Sebagai tindak lanjut, DJP kini tengah melakukan Pemeriksaan Bukti Permulaan (Bukper) terhadap PT MMS dan tiga perusahaan afiliasinya, yaitu PT LPMS, PT LPMT, dan PT SUNN, untuk memastikan kepatuhan perpajakan dan kebenaran nilai transaksi yang dilaporkan.

3. Temukan Praktik Persekongkolan PNS Pajak dengan Konsultan dan Wajib Pajak

Selain praktik penghindaran pajak yang dilakukan oleh wajib pajak, Bimo juga menemukan pelanggaran etik di internal Direktorat Jenderal Pajak, dengan modus persekongkolan antara pegawai pajak dengan konsultan maupun wajib pajak itu sendiri.

Persekongkolan ini, ia sebut biasanya dilakukan oleh para pegawai pajak yang ingin mengajukan resign atau pengunduran diri, untuk menjadi bagian konsultan atau tim pajak wajib pajak tertentu, namun masih memiliki data-data negara yang bisa digunakan sebagai celah fraud.

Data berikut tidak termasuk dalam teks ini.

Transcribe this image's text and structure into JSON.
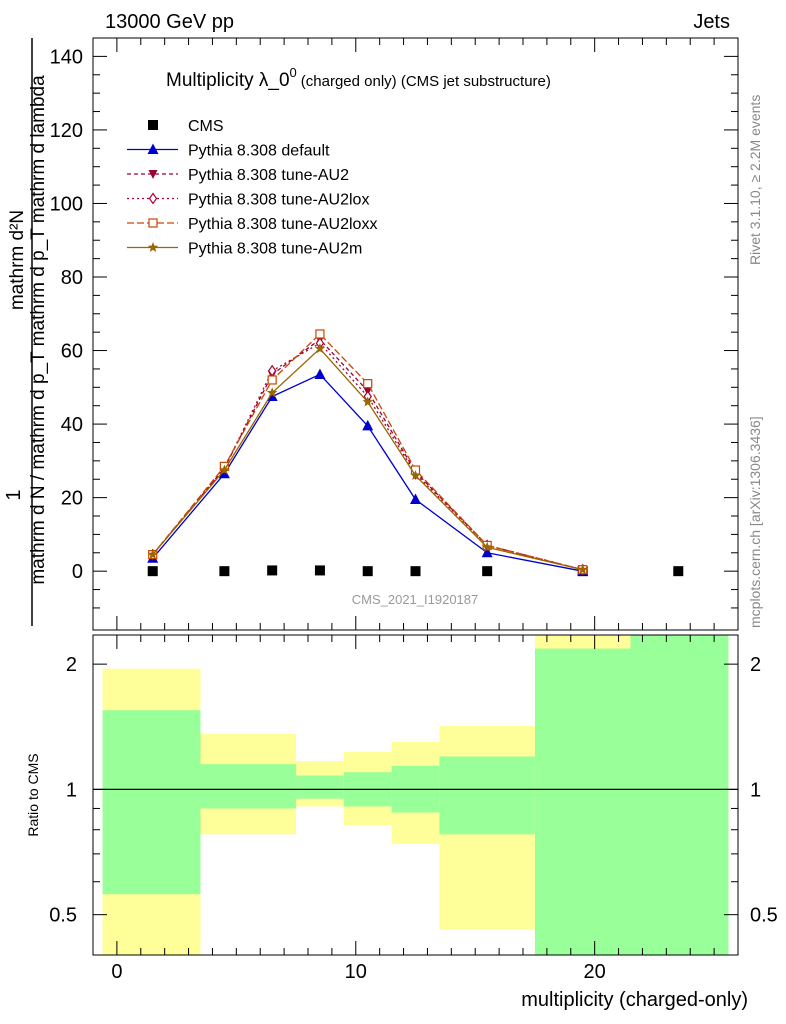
{
  "header": {
    "left": "13000 GeV pp",
    "right": "Jets"
  },
  "side_labels": {
    "rivet": "Rivet 3.1.10, ≥ 2.2M events",
    "mcplots": "mcplots.cern.ch [arXiv:1306.3436]"
  },
  "chart_data": [
    {
      "type": "line",
      "title_main": "Multiplicity λ_0",
      "title_sup": "0",
      "title_tail": "(charged only) (CMS jet substructure)",
      "analysis_id": "CMS_2021_I1920187",
      "ylabel": {
        "numerator": "mathrm d²N",
        "denominator": "mathrm d N / mathrm d p_T mathrm d p_T mathrm d lambda",
        "prefix": "1"
      },
      "ylim": [
        -16,
        145
      ],
      "yticks": [
        0,
        20,
        40,
        60,
        80,
        100,
        120,
        140
      ],
      "xlim": [
        -1,
        26
      ],
      "series": [
        {
          "name": "CMS",
          "color": "#000000",
          "marker": "square",
          "dash": "none",
          "x": [
            1.5,
            4.5,
            6.5,
            8.5,
            10.5,
            12.5,
            15.5,
            19.5,
            23.5
          ],
          "y": [
            0,
            0,
            0.2,
            0.2,
            0,
            0,
            0,
            0,
            0
          ]
        },
        {
          "name": "Pythia 8.308 default",
          "color": "#0000cc",
          "marker": "triangle-up",
          "dash": "solid",
          "x": [
            1.5,
            4.5,
            6.5,
            8.5,
            10.5,
            12.5,
            15.5,
            19.5
          ],
          "y": [
            3.5,
            26.5,
            47.5,
            53.5,
            39.5,
            19.5,
            5,
            0
          ]
        },
        {
          "name": "Pythia 8.308 tune-AU2",
          "color": "#990033",
          "marker": "triangle-down",
          "dash": "4,3",
          "x": [
            1.5,
            4.5,
            6.5,
            8.5,
            10.5,
            12.5,
            15.5,
            19.5
          ],
          "y": [
            4.5,
            28,
            53.5,
            63,
            49,
            27,
            7,
            0.4
          ]
        },
        {
          "name": "Pythia 8.308 tune-AU2lox",
          "color": "#aa0033",
          "marker": "diamond",
          "dash": "2,3",
          "x": [
            1.5,
            4.5,
            6.5,
            8.5,
            10.5,
            12.5,
            15.5,
            19.5
          ],
          "y": [
            4.5,
            28,
            54.5,
            62,
            47.5,
            26.5,
            7,
            0.4
          ]
        },
        {
          "name": "Pythia 8.308 tune-AU2loxx",
          "color": "#cc4400",
          "marker": "square-open",
          "dash": "7,3",
          "x": [
            1.5,
            4.5,
            6.5,
            8.5,
            10.5,
            12.5,
            15.5,
            19.5
          ],
          "y": [
            4.5,
            28.5,
            52,
            64.5,
            51,
            27.5,
            7,
            0.4
          ]
        },
        {
          "name": "Pythia 8.308 tune-AU2m",
          "color": "#996600",
          "marker": "star",
          "dash": "solid",
          "x": [
            1.5,
            4.5,
            6.5,
            8.5,
            10.5,
            12.5,
            15.5,
            19.5
          ],
          "y": [
            4.5,
            27.5,
            48.5,
            60.5,
            46,
            26,
            6.5,
            0.4
          ]
        }
      ]
    },
    {
      "type": "area",
      "ylabel": "Ratio to CMS",
      "xlabel": "multiplicity (charged-only)",
      "yscale": "log",
      "ylim": [
        0.4,
        2.35
      ],
      "yticks": [
        0.5,
        1,
        2
      ],
      "xticks": [
        0,
        10,
        20
      ],
      "xlim": [
        -1,
        26
      ],
      "reference_line": 1,
      "bands": [
        {
          "x0": -0.6,
          "x1": 3.5,
          "inner": [
            0.56,
            1.55
          ],
          "outer": [
            0.35,
            1.95
          ]
        },
        {
          "x0": 3.5,
          "x1": 7.5,
          "inner": [
            0.9,
            1.15
          ],
          "outer": [
            0.78,
            1.36
          ]
        },
        {
          "x0": 7.5,
          "x1": 9.5,
          "inner": [
            0.95,
            1.08
          ],
          "outer": [
            0.91,
            1.17
          ]
        },
        {
          "x0": 9.5,
          "x1": 11.5,
          "inner": [
            0.91,
            1.1
          ],
          "outer": [
            0.82,
            1.23
          ]
        },
        {
          "x0": 11.5,
          "x1": 13.5,
          "inner": [
            0.88,
            1.14
          ],
          "outer": [
            0.74,
            1.3
          ]
        },
        {
          "x0": 13.5,
          "x1": 17.5,
          "inner": [
            0.78,
            1.2
          ],
          "outer": [
            0.46,
            1.42
          ]
        },
        {
          "x0": 17.5,
          "x1": 21.5,
          "inner": [
            0.35,
            2.18
          ],
          "outer": [
            0.35,
            2.6
          ]
        },
        {
          "x0": 21.5,
          "x1": 25.6,
          "inner": [
            0.35,
            2.6
          ],
          "outer": [
            0.35,
            2.6
          ]
        }
      ],
      "colors": {
        "inner": "#99ff99",
        "outer": "#ffff99"
      }
    }
  ]
}
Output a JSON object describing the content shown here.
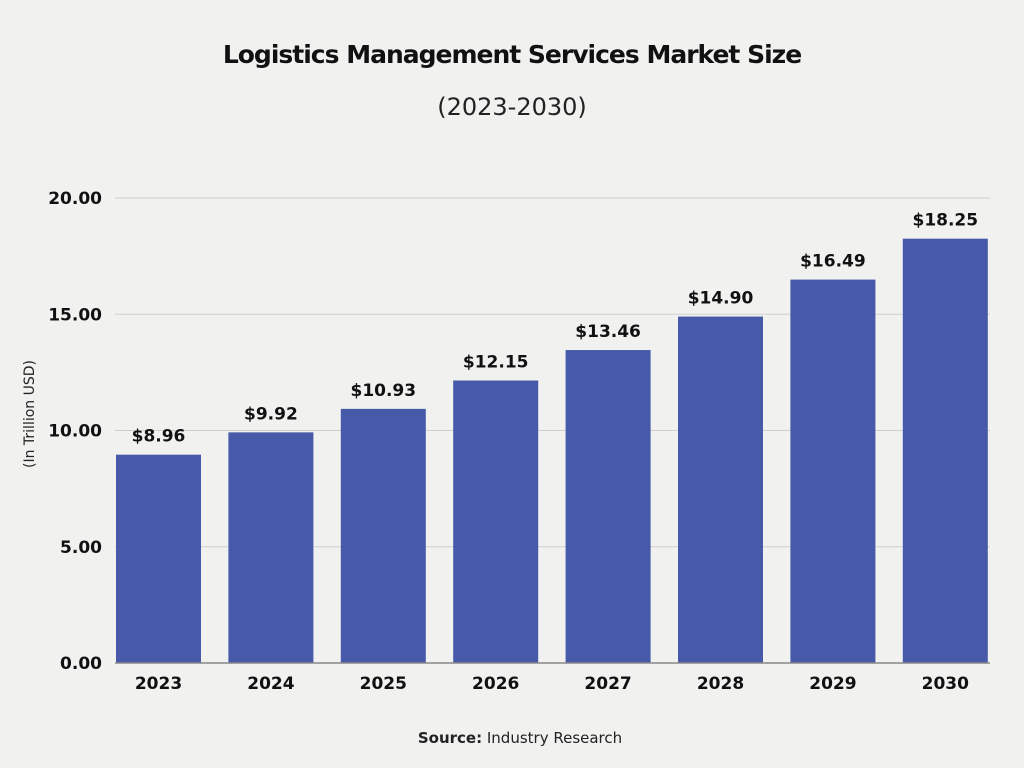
{
  "chart_data": {
    "type": "bar",
    "title": "Logistics Management Services Market Size",
    "subtitle": "(2023-2030)",
    "xlabel": "",
    "ylabel": "(In Trillion USD)",
    "categories": [
      "2023",
      "2024",
      "2025",
      "2026",
      "2027",
      "2028",
      "2029",
      "2030"
    ],
    "values": [
      8.96,
      9.92,
      10.93,
      12.15,
      13.46,
      14.9,
      16.49,
      18.25
    ],
    "data_labels": [
      "$8.96",
      "$9.92",
      "$10.93",
      "$12.15",
      "$13.46",
      "$14.90",
      "$16.49",
      "$18.25"
    ],
    "ylim": [
      0,
      20
    ],
    "yticks": [
      "0.00",
      "5.00",
      "10.00",
      "15.00",
      "20.00"
    ],
    "grid": true,
    "bar_color": "#4759a9",
    "source_label": "Source:",
    "source_text": "Industry Research"
  }
}
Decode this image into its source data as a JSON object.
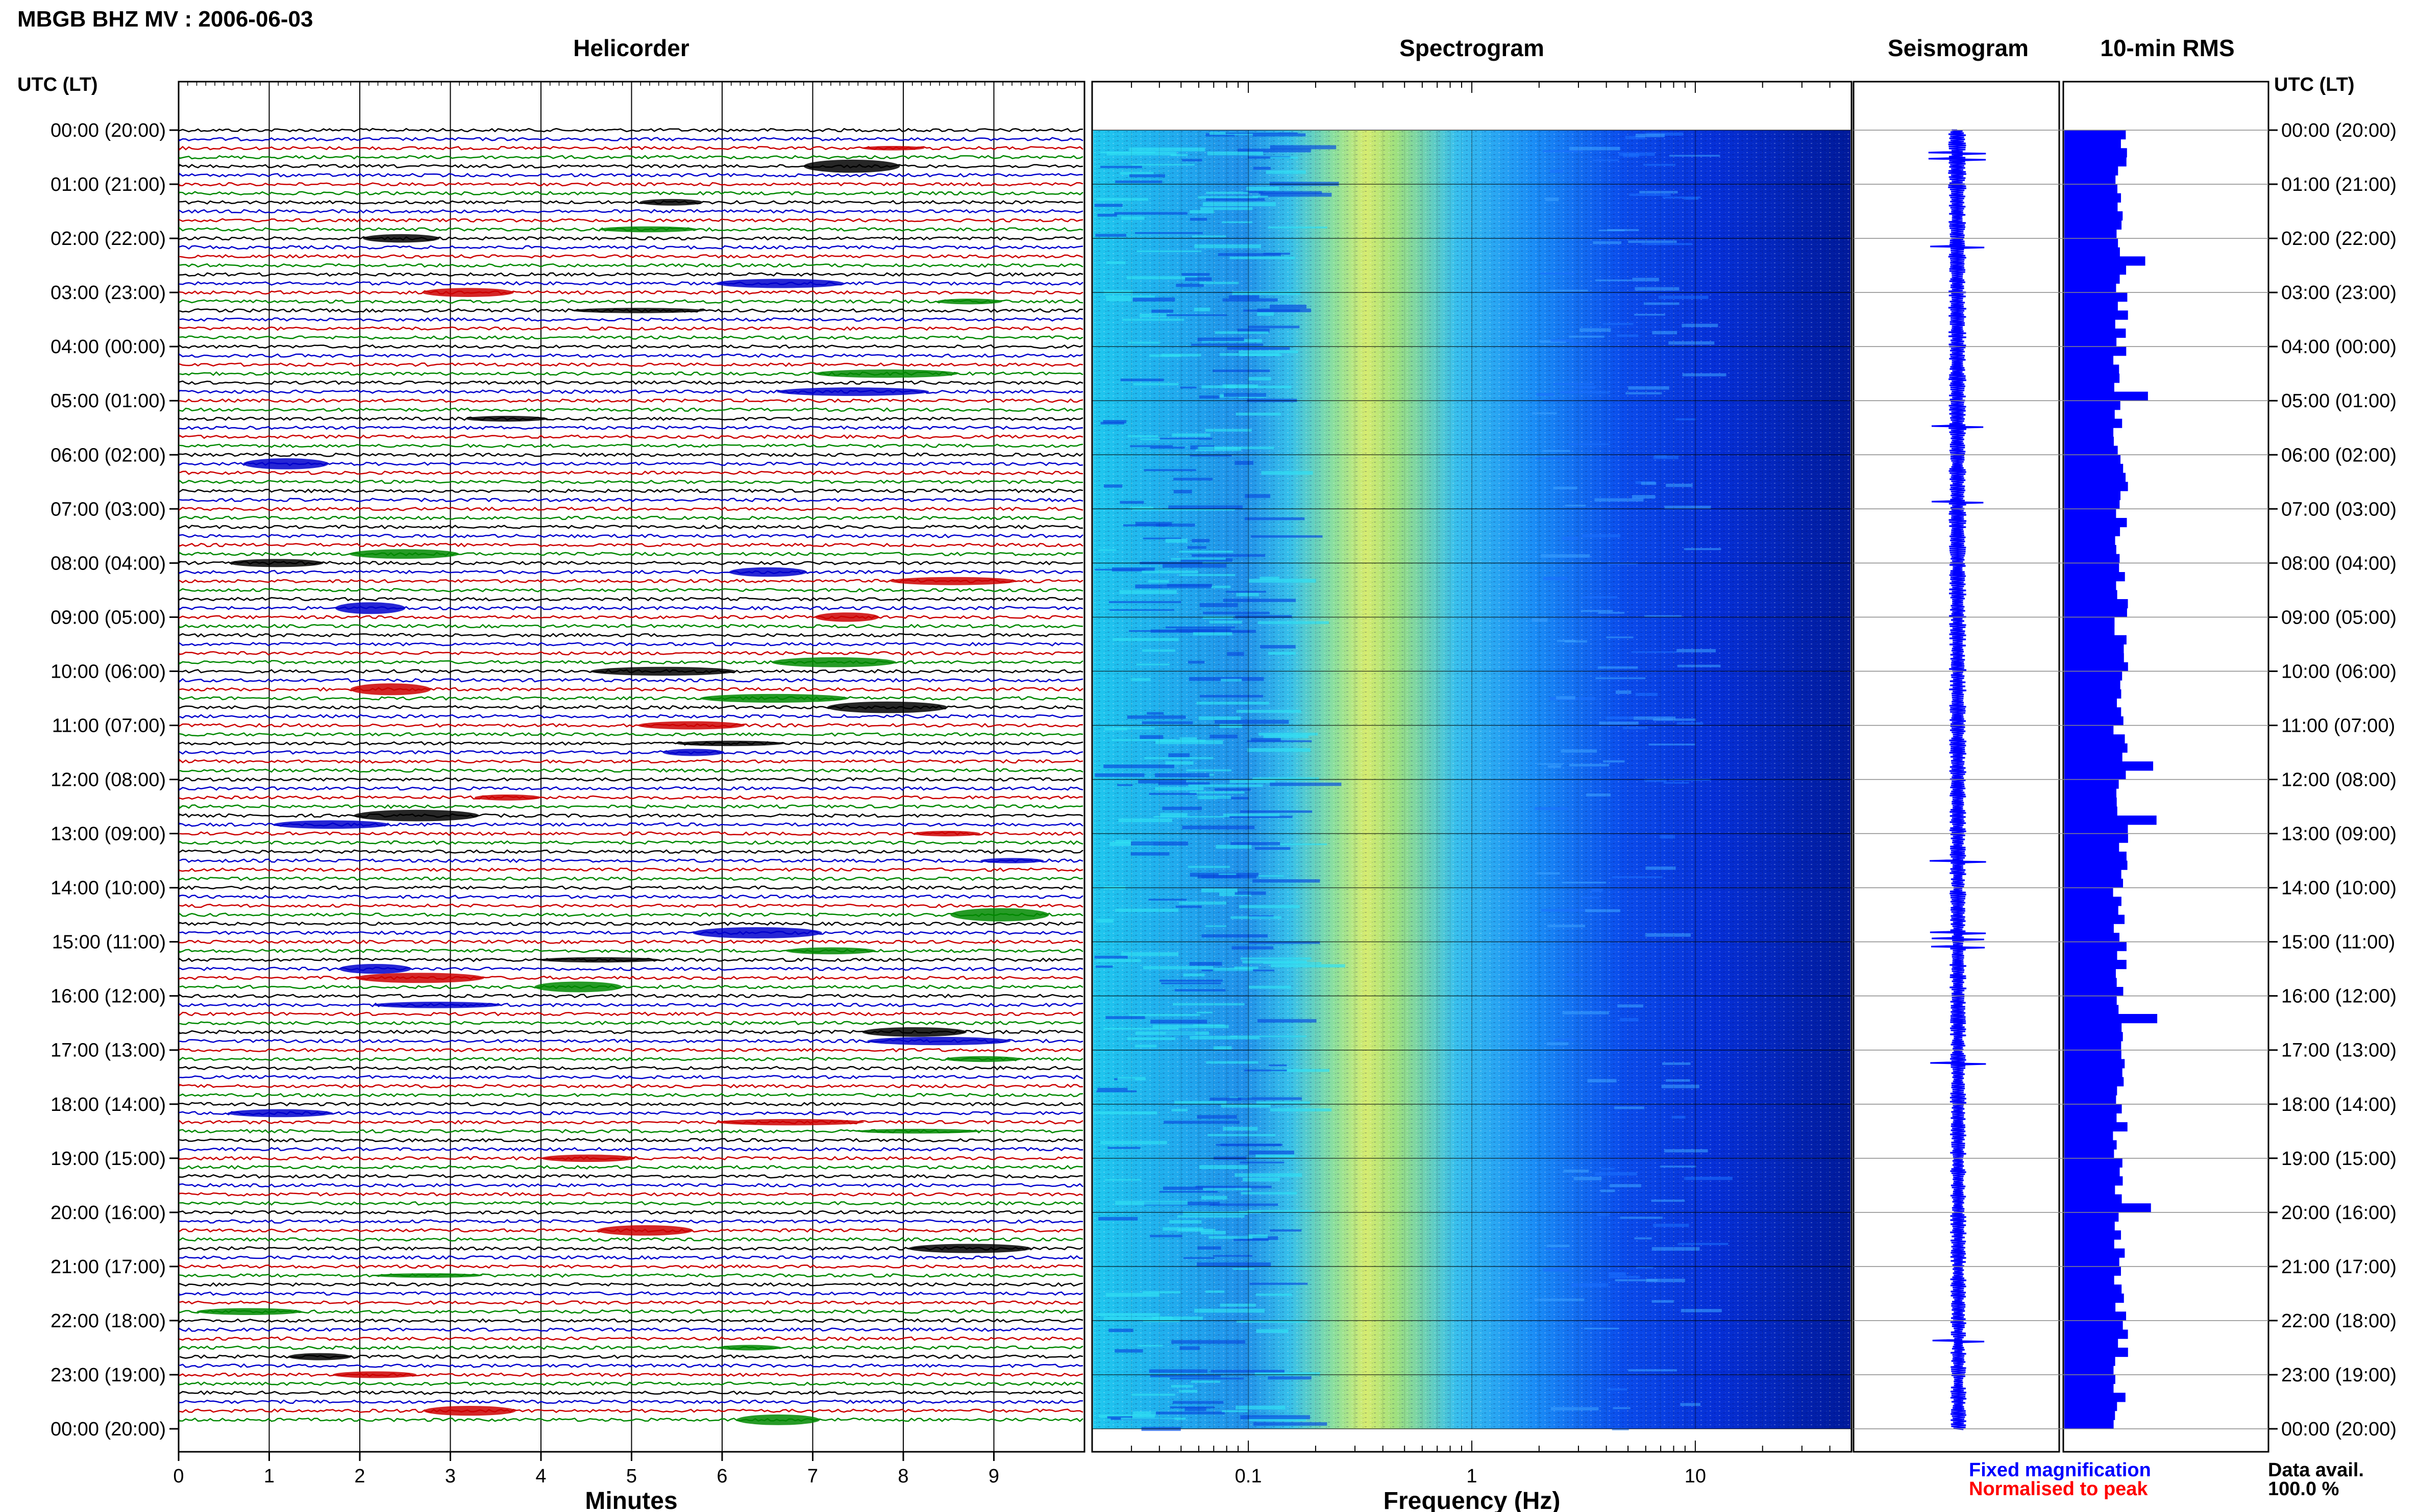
{
  "page_title": "MBGB BHZ MV : 2006-06-03",
  "panels": {
    "helicorder": "Helicorder",
    "spectrogram": "Spectrogram",
    "seismogram": "Seismogram",
    "rms": "10-min RMS"
  },
  "axis_header_left": "UTC (LT)",
  "axis_header_right": "UTC (LT)",
  "time_labels": [
    "00:00 (20:00)",
    "01:00 (21:00)",
    "02:00 (22:00)",
    "03:00 (23:00)",
    "04:00 (00:00)",
    "05:00 (01:00)",
    "06:00 (02:00)",
    "07:00 (03:00)",
    "08:00 (04:00)",
    "09:00 (05:00)",
    "10:00 (06:00)",
    "11:00 (07:00)",
    "12:00 (08:00)",
    "13:00 (09:00)",
    "14:00 (10:00)",
    "15:00 (11:00)",
    "16:00 (12:00)",
    "17:00 (13:00)",
    "18:00 (14:00)",
    "19:00 (15:00)",
    "20:00 (16:00)",
    "21:00 (17:00)",
    "22:00 (18:00)",
    "23:00 (19:00)",
    "00:00 (20:00)"
  ],
  "legend": {
    "fixed": "Fixed magnification",
    "normalised": "Normalised to peak",
    "data_avail_label": "Data avail.",
    "data_avail_value": "100.0 %"
  },
  "colors": {
    "trace_colors": [
      "#000000",
      "#0000cc",
      "#cc0000",
      "#008800"
    ],
    "seismogram": "#0000ff",
    "rms": "#0000ff",
    "fixed_text": "#0000ff",
    "normalised_text": "#ff0000"
  },
  "chart_data": [
    {
      "type": "line",
      "title": "Helicorder",
      "xlabel": "Minutes",
      "x_ticks": [
        "0",
        "1",
        "2",
        "3",
        "4",
        "5",
        "6",
        "7",
        "8",
        "9"
      ],
      "xlim": [
        0,
        10
      ],
      "rows_per_hour": 6,
      "row_colors_cycle": [
        "black",
        "blue",
        "red",
        "green"
      ],
      "grid": true
    },
    {
      "type": "heatmap",
      "title": "Spectrogram",
      "xlabel": "Frequency (Hz)",
      "x_scale": "log",
      "xlim": [
        0.02,
        50
      ],
      "x_ticks": [
        "0.1",
        "1",
        "10"
      ],
      "grid": true
    },
    {
      "type": "line",
      "title": "Seismogram",
      "grid": true
    },
    {
      "type": "bar",
      "title": "10-min RMS",
      "orientation": "horizontal",
      "grid": true
    }
  ]
}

"Jadi ditengarai memang ada persekongkolan antara petugas pajak, kemudian konsultan yang kurang baik dengan wajib pajak," kata Bimo.

Untuk menangani kebiasaan praktik persekongkolan itu, Bimo mengaku telah menyiapkan kebijakan khusus dalam bentuk pemberlakuan masa tunggu 5 tahun bagi pegawai pajak yang ingin mengajukan resign.

"Kami sudah mengeluarkan rancangan aturan yang terkait masa tunggu bagi pegawai-pegawai Direktorat Jenderal Pajak yang akan resign. Kenapa begitu? Ini penting karena belum ada kerangka aturan itu sebelumnya," kata Bimo.

"Karena mereka-mereka yang bekerja di Direktorat Jenderal Pajak ini harus menjaga independensinya. Tidak boleh ada konflik of interest, apalagi hubungan-hubungan istimewa dengan intermediaries," papar Bimo.

Masa tunggu atau grace period selama 5 tahun itu supaya pegawai pajak yang tak lagi ingin bekerja di DJP tidak bisa langsung bekerja sebagai kuasa pajak, konsultan, ataupun bekerja di bagian perpajakan di korporasi.

Masa tunggu ini diberikan karena sampai hari ini, DJP belum bisa memusatkan seluruh kepemilikan data negara yang dimiliki para pegawai termasuk kepentingan pengolahan analytics data yang terkait perpajakan lainnya.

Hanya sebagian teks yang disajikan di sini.